Brian Iwata and his colleagues (1982/1994) at the Kennedy Krieger Institute at Johns Hopkins revolutionized the treatment of self-injury by developing an assessment procedure, referred to as functional analysis, that helped clinicians identify the cause of a person's self-injury. They systematically confirmed that self-injury presented differently in different individuals and that over 95% of the time a specific cause could be identified. A summary of the results of the functional analysis of self-injury with over 150 persons showed the most common cause, just fewer than 40% of cases, was that self-injury was maintained by escape from aversive events. The second most common cause, about 26% of cases, was that self-injury produced access to either caregiver attention or preferred activities while just under 26% of cases suggested that the sensory consequences from self-injury were the cause. More than one cause was identified for about 5% of cases. The remaining cases did not produce interpretable results. Over the years, there have been around 200 studies of the functional causes of self-injury.
There were two major implications of this research.
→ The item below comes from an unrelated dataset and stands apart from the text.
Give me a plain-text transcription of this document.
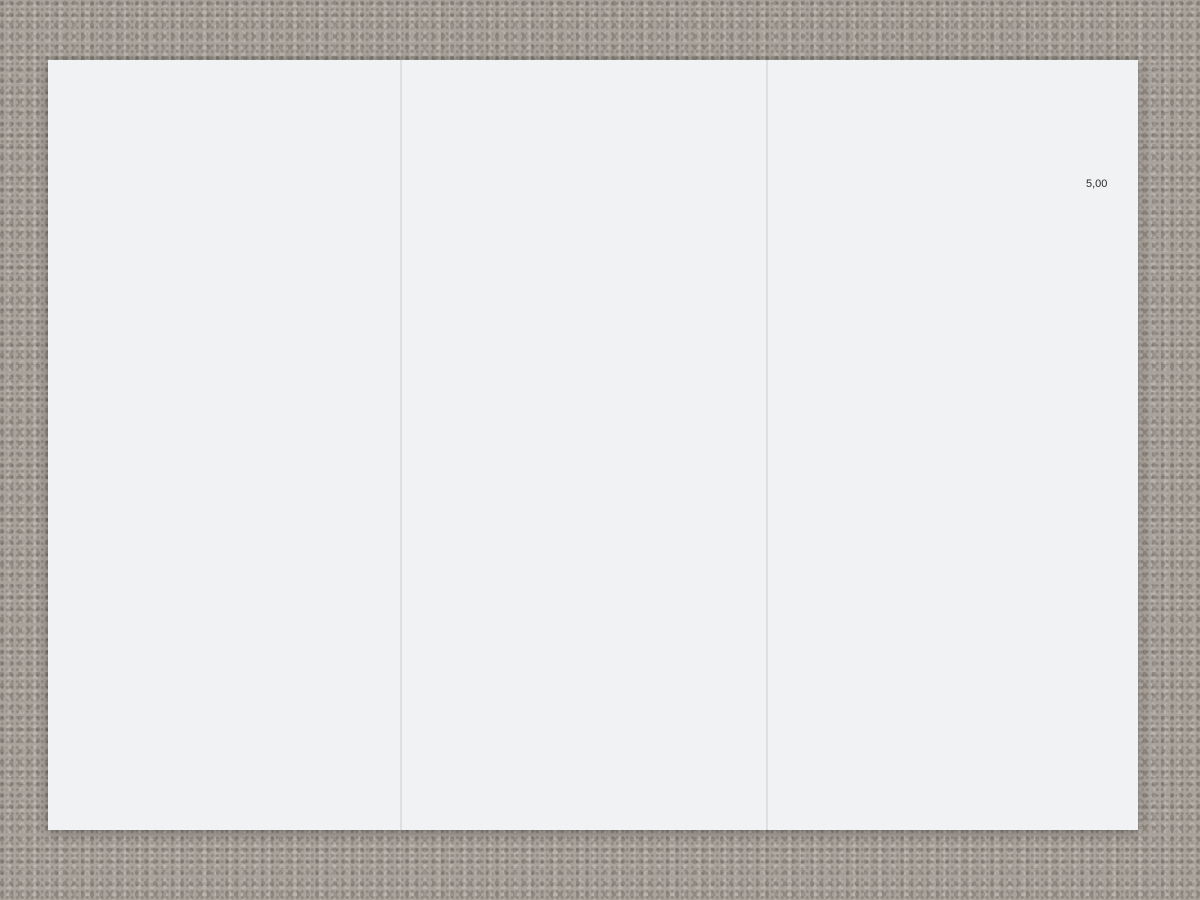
5,00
First and foremost, identifying the functional cause of self-injury suggested that teaching an adaptive response that produced the same consequence would be an effective treatment. From the mid-1980s on, there has been a keen focus on developing functional communication training techniques. Many studies have shown that teaching alternative communicative responses produce a drastic change in self-injury. Some studies showed it was possible to produce these changes without imposing any changes in the caregivers' response to self-injury. It should, however, be noted that in other research no change in problem behavior occurs until caregivers not only foster communicative alternatives but also stop responding to the problem behavior.
The other major implication was that it is of great importance to functionally assess self-injury because there were several potential causes. Subsequent research has shown that other severe problem behavior, like aggressing towards others and tantrums also vary in the causes that maintain them. The Individuals with Disabilities Education Act in 2004 mentions functional behavioral assessment as an important tool in developing effect treatments for all problem behavior. Prior to the advent of functional assessment tools, there had been a heavy reliance on intrusive procedures as treatment for problem behavior. Pelios, Morren, Tesch, and Axelrod (1999) reviewed the behavioral treatment research on self-injury and aggression and found that prior to the early 1980s treatments did not vary greatly with a preponderance of intrusive interventions. The less intrusive interventions that were reported tended to be less effective. However, with the development of functional assessments, less intrusive interventions became much more prominent and effective. This is due to the clinician's being able to more precisely prescribe how to promote alternative and more adaptive behavior.
Carr, E.G. (1977). The motivation of self-injurious behavior: A review of some hypotheses. Psychological Bulletin, 84, 800-816.
Iwata, B. A., Dorsey, M. F., Slifer, K. J., Bauman, K. E.,& Richman, G. S. (1994). Toward a functional analysis of self-injury. Journal of Applied Behavior Analysis, 27, 197-209. (Reprinted from Analysis and Intervention in Developmental Disabilities, 2, 3-20, 1982).
Iwata, B. A. et al. (1994).The functions of self-injurious behavior: An experimental-epidemiological analysis. Journal of Applied Behavior Analysis, 27, 215-240.
Lovaas, O. I., & Simmons, J. Q. (1969). Manipulation of self-destruction in three retarded children. Journal of Applied Behavior Analysis, 2, 143-157.
Pelios, L., Morren, J., Tesch, D., & Axelrod, S. (1999). The impact of functional analysis methodology on treatment choice for self-injurious and aggressive behavior. Journal of Applied Behavior Analysis, 32, 185-195.